Independent Georgia must survive through this summer. Last year, the Russian army positioned itself just 20 miles from Georgia’s capital, Tbilisi—one hour on the highway by tank. Clouds are gathering: large military maneuvers, inflammatory media rhetoric, and a Russian veto in the UN Security Council that interrupted the work of neutral observers. The UN and the OSCE have packed their bags, leaving 200 observers, restricted to the Russian side. Pavel Felgenhauer, a military specialist based in Moscow, fears that the Russian military command will take advantage of the absence of observers in Georgia to concoct some pretext to invade and fulfill their fondest wish—to “hang Saakashvili by the balls,” as Putin threatened in 2008. (After all, didn’t Germany invade Poland in 1939 by trotting out two unfortunate Polish border guards, whom the Germans accused of “invading” the Third Reich?) Andrei Illarionov, Putin’s special advisor until 2006, shares similar apprehensions. It’s hard to know what to expect. Sergei Kovalev, an activist and a friend of the late Andrei Sakharov, dissuades me from trying to read the signs of the times. The Russian rulers are not strategists, he says; they settle their accounts day by day, attend to their own interests, and plan their gangsters’ business month by month and year by year. But the current heads of the Kremlin will never forgive the young Georgian leader his crime of pro-Western sympathies.

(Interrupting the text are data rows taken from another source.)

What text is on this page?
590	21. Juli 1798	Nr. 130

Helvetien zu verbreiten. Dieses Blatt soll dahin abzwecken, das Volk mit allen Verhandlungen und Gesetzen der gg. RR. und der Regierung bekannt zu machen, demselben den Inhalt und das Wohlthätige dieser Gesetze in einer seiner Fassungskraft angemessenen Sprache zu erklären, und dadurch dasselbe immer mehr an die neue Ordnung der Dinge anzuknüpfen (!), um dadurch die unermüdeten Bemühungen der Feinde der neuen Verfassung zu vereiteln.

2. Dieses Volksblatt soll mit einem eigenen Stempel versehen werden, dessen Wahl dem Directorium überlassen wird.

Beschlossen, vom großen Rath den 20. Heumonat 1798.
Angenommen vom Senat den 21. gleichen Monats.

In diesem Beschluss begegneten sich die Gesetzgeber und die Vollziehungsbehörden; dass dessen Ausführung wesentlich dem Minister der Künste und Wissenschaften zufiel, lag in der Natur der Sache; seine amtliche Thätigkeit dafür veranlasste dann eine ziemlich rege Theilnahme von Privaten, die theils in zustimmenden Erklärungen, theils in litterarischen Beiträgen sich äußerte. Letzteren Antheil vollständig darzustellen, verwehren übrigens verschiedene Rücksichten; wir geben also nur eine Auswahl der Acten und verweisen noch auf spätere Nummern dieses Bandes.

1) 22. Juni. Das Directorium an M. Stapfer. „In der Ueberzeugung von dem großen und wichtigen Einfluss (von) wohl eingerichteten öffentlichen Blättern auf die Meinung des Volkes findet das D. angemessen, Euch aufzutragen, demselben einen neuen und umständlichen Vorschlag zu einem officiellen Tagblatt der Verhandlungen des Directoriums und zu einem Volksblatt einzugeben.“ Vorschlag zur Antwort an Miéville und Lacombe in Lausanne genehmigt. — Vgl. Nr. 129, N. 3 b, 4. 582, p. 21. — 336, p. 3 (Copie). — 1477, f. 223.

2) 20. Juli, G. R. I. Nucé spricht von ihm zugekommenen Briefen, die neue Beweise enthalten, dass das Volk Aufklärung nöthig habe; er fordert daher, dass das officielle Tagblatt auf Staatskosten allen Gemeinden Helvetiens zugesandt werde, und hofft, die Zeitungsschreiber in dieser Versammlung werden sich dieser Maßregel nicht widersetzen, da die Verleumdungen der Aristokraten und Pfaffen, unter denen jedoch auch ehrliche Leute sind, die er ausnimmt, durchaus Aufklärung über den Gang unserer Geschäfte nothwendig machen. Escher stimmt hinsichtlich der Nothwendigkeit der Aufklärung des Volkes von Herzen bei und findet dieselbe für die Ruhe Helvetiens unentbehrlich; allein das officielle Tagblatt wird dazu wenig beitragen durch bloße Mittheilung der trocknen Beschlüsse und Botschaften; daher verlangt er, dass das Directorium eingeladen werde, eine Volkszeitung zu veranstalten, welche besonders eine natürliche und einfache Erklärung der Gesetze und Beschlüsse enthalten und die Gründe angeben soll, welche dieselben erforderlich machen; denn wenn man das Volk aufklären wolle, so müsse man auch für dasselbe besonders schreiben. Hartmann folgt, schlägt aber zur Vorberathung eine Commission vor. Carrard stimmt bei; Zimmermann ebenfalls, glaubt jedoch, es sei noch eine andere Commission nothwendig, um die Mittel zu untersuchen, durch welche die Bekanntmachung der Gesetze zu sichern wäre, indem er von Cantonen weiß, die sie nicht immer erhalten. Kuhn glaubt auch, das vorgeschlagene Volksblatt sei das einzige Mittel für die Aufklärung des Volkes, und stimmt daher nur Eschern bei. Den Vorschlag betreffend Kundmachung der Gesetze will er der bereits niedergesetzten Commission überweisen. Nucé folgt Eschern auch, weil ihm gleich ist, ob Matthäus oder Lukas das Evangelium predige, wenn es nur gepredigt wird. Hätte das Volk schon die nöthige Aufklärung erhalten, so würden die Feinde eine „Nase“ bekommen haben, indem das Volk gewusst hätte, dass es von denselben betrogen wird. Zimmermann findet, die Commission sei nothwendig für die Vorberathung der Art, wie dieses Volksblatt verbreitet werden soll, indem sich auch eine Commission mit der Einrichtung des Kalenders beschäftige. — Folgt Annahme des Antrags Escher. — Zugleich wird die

Can President Obama and the European Union contain Moscow’s ambitions and whims? Or will they purchase a fallacious and precarious tranquility by sacrificing Georgia’s independence? At stake is the very sovereignty of Europe: its energy independence. Energy has become decisive because for Putin, gas is now a weapon as powerful as a deterrent arsenal. Consider a popular song performed by a military choir in Moscow. Its chorus depicts the “radiant future” that Gazprom is preparing: “Europe has a problem with us? We will cut off its gas; a big smile will rise in our eyes and happiness will leave us no more.” Similar sentiments are expressed toward the Ukraine and its desire to join NATO, as well as toward American forces all over the world. The Russian public loves the song.

If Tbilisi falls, there will be no way to get around Gazprom and guarantee autonomous access to the gas and petroleum wealth of Azerbaijan, Turkmenistan, and Kazakhstan. As for the global credibility of President Obama, it will amount to no more than the empty-sleeved gestures of someone whose arms have been amputated.